The Digital Economy Act came into force on 28 December 2017.
What’s the effect?
The main point of interest for landowners and land agents is the Act’s effect on new telecom mast leases, including a lease being currently negotiated, but excluding existing telecommunication agreements.
The Act gives a site operator the right to unrestricted sharing with other telecom operators, and they can also upgrade their equipment without seeking the landowner’s permission, provided it has no adverse impact or no more than a minimal adverse impact, on the mast’s appearance.
It must also:
- Not have an additional adverse effect on the landowner’s enjoyment of the land; or
- Cause additional loss, damage or expense to that party.
The positive for landowners is that site operators will be limited in the number of sharers they can allow on the mast.
However, even with this positive, the new Act will give the operator security of tenure with no option for the landowner to contract out, but there are options to end the tenancy as follows: -
- As a result of substantial breaches by the operator of its obligations under the agreement (i.e. new lease);
- Persistent delays by the operator in making payments to the landowner;
- The landowner intends to redevelop all of part of the site to which the code agreement relates, or any neighbouring land, and could not reasonably do so unless the code agreement comes to an end;
- The operator is not entitled to continue the lease because the test under paragraph 21 for the imposition of the agreement on the landowner has not been met.
Paragraph 21 - conditions:
- The prejudice caused to the landowner by the order is capable of being adequately compensated by money.
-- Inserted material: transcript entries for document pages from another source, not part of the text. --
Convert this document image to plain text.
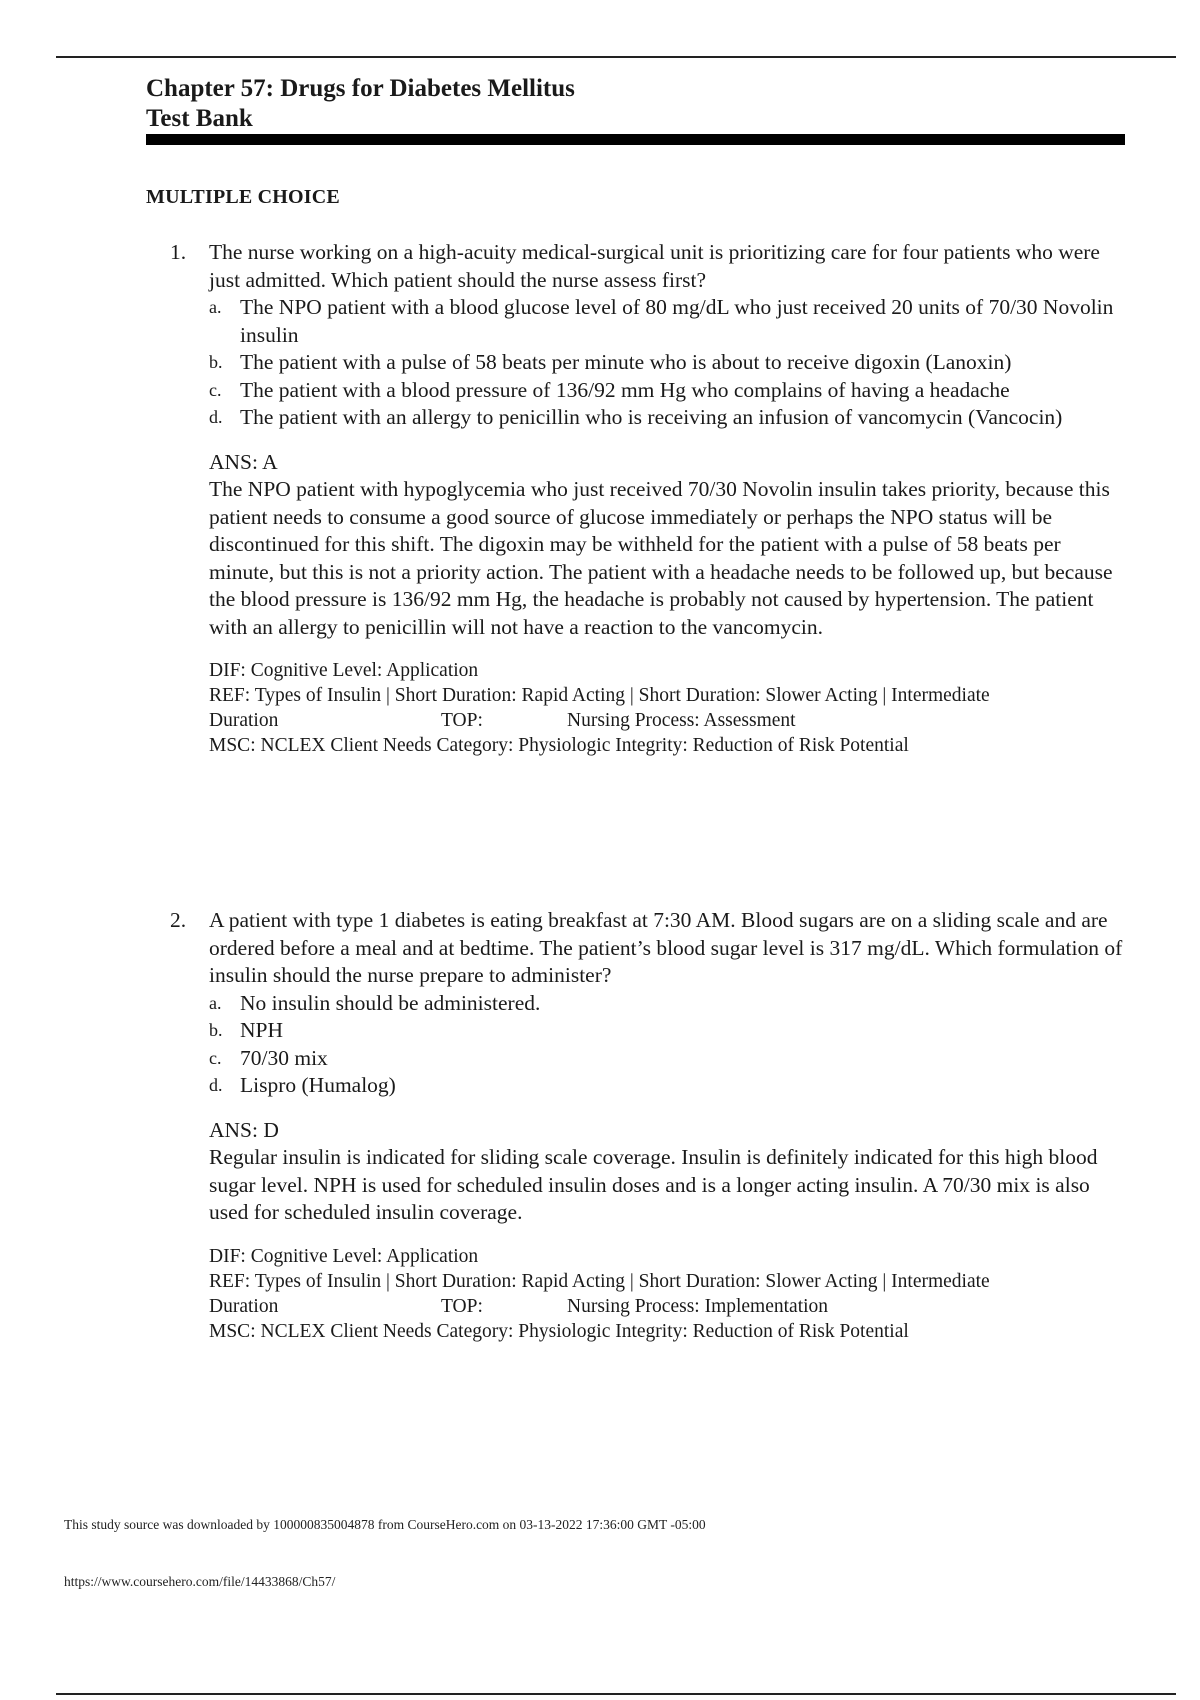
Chapter 57: Drugs for Diabetes Mellitus
Test Bank
MULTIPLE CHOICE
1.	The nurse working on a high-acuity medical-surgical unit is prioritizing care for four patients who were just admitted. Which patient should the nurse assess first?
a. The NPO patient with a blood glucose level of 80 mg/dL who just received 20 units of 70/30 Novolin insulin
b. The patient with a pulse of 58 beats per minute who is about to receive digoxin (Lanoxin)
c. The patient with a blood pressure of 136/92 mm Hg who complains of having a headache
d. The patient with an allergy to penicillin who is receiving an infusion of vancomycin (Vancocin)
ANS: A
The NPO patient with hypoglycemia who just received 70/30 Novolin insulin takes priority, because this patient needs to consume a good source of glucose immediately or perhaps the NPO status will be discontinued for this shift. The digoxin may be withheld for the patient with a pulse of 58 beats per minute, but this is not a priority action. The patient with a headache needs to be followed up, but because the blood pressure is 136/92 mm Hg, the headache is probably not caused by hypertension. The patient with an allergy to penicillin will not have a reaction to the vancomycin.
DIF: Cognitive Level: Application
REF: Types of Insulin | Short Duration: Rapid Acting | Short Duration: Slower Acting | Intermediate
Duration	TOP:	Nursing Process: Assessment
MSC: NCLEX Client Needs Category: Physiologic Integrity: Reduction of Risk Potential
2.	A patient with type 1 diabetes is eating breakfast at 7:30 AM. Blood sugars are on a sliding scale and are ordered before a meal and at bedtime. The patient’s blood sugar level is 317 mg/dL. Which formulation of insulin should the nurse prepare to administer?
a. No insulin should be administered.
b. NPH
c. 70/30 mix
d. Lispro (Humalog)
ANS: D
Regular insulin is indicated for sliding scale coverage. Insulin is definitely indicated for this high blood sugar level. NPH is used for scheduled insulin doses and is a longer acting insulin. A 70/30 mix is also used for scheduled insulin coverage.
DIF: Cognitive Level: Application
REF: Types of Insulin | Short Duration: Rapid Acting | Short Duration: Slower Acting | Intermediate
Duration	TOP:	Nursing Process: Implementation
MSC: NCLEX Client Needs Category: Physiologic Integrity: Reduction of Risk Potential
This study source was downloaded by 100000835004878 from CourseHero.com on 03-13-2022 17:36:00 GMT -05:00
https://www.coursehero.com/file/14433868/Ch57/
- The public benefit likely to result from the making of the order outweighs the prejudice to the landowner. In relation to this latter point, the court must have regard to the public interest in access to a choice of high quality electronic communications services.
Drafting telecoms leases
Rent reviews should be drafted on a yearly basis, not a specific date basis, as the tenancy could continue beyond the existing lease term. Therefore, if the rent review is undertaken on a specific date basis in the lease, this could prevent the rent being reviewed once the initial term has expired.